With respect to employment agreements for an indefinite period, the option may be created to include a probationary period of five months. At present there is a maximum probationary period of two months.


Employees working for an organisation on a ‘payrolling’ basis (the Dutch term for the practice of outsourcing staffing and associated administrative responsibilities) will become entitled to the same employment conditions as employees employed by that organisation (bar the pension scheme and entitlements). This has not in so many words been included in the present legislation but is generally in case law presumed to be the case.

On-call employees

The government wishes to dispense with obligatory permanent availability for employees with an on-call contract. It has been stipulated in the WAB that on-call employees need to be called on by the employer at least four days ahead of time. On-call employees also retain their entitlement to salary if the employer does not require them after all.

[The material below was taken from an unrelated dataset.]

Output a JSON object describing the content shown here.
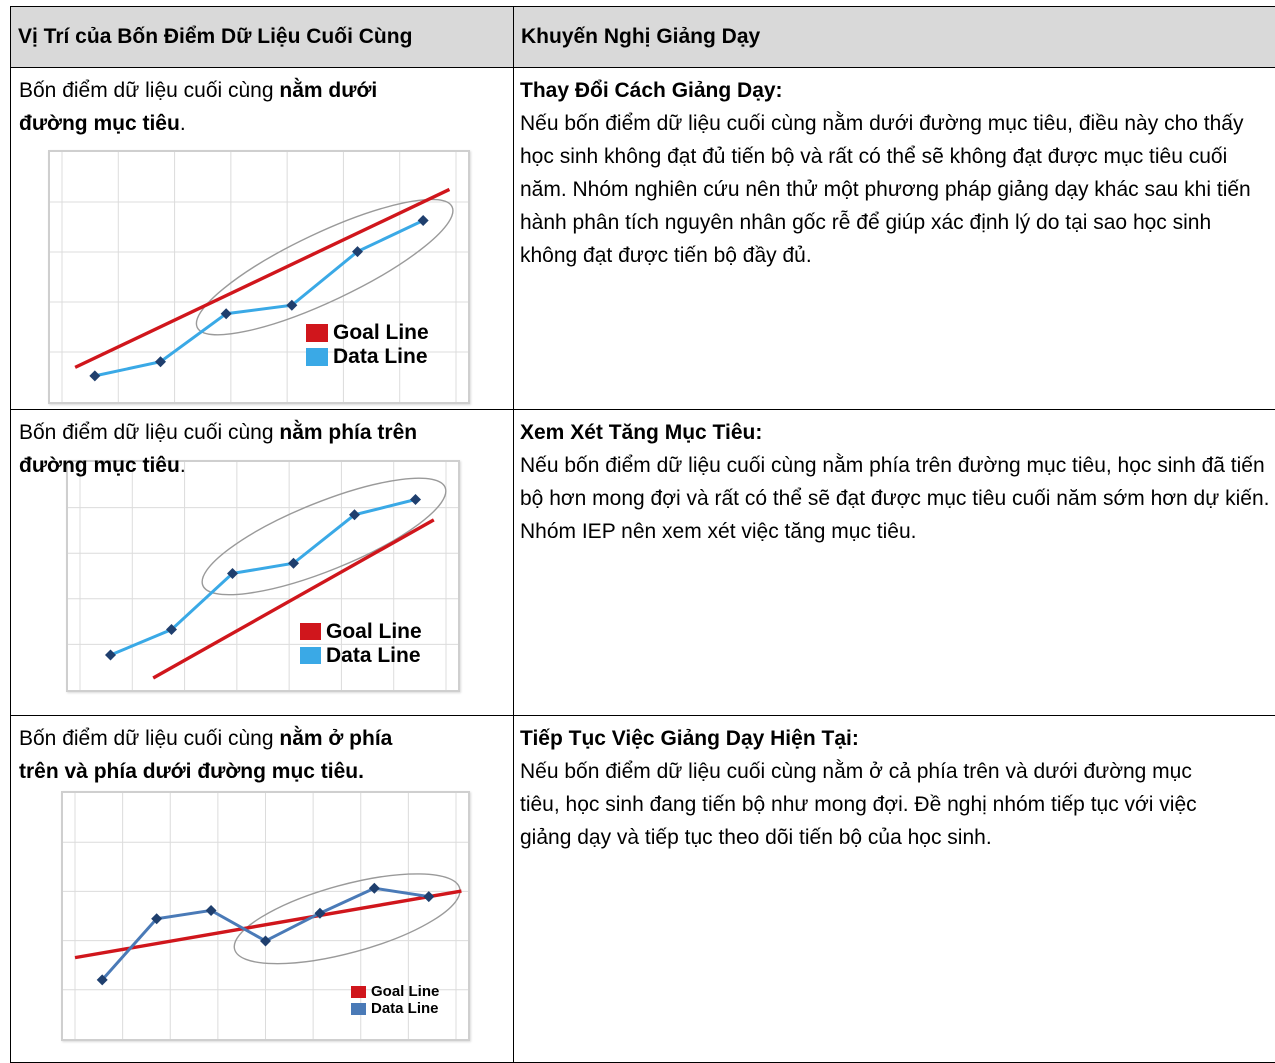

Unemployment benefit premiums 

The ceiling for unemployment benefit premiums for employers currently depends on the branch in which the employer operates. The WAB proposes reducing employers’ premiums relating to unemployment for employees on indefinite contracts. An employer hiring a large number of temporary employees will therefore pay a higher amount towards unemployment benefit premiums. The government hopes that this will create an incentive for employers to more readily offer employees indefinite contracts.

The intended entry into force date is 1 January 2020. In 2019, the legislative proposal will develop and we expect to get more clarity on the final amendments that will take place.

2. Modernisation of working practices

Over the past few years, both employers and employees have been exploring modern forms of work. This remains a very topical issue in 2019.

In this respect, we expect the discussion regarding the legal status of self-employed workers, contractors, and other workers such as platform workers to continue. To what extent should they be qualified as an employee, with all that this legally implies? Should the government or the workers themselves design some kind of special social security safety net for these types of workers, and what should that look like?

Furthermore, we also expect that working from home will increase, not only because workplaces are overcrowded, but also because employees value a more flexible form of work. This also manifests itself in public focus on work-life balance and the right to be unreachable outside of working hours.

3. Diversity and inclusion

There is a lot of public and governmental attention on discrimination in the labour market. In June 2018, the Ministry of Social Affairs presented the Labour Market Discrimination Action Plan 2018-2021. With this action plan, the government aims to reduce labour market discrimination by raising awareness, improving control and enforcement, doing research and developing instruments, methods and practical guideline measures for employers. There is a specific focus on reducing discrimination in selection and recruitment, pregnancy-related discrimination and discrimination against employees with a migrant background.

Furthermore, the government envisages reducing the gender pay gap. Currently, a legislative proposal for an Equal Payment (Men and Women) Act is pending. We expect that this act (or a modified version of it) will come into force within the next few years. The proposal contains a provision pursuant to which larger companies (companies that are required to publish an annual report) will be obliged to report on differences in pay between men and women, covering all aspects of remuneration, in the annual report. Furthermore, companies will be obliged to inform the works council at least once a year about differences in pay between men and women in similar positions.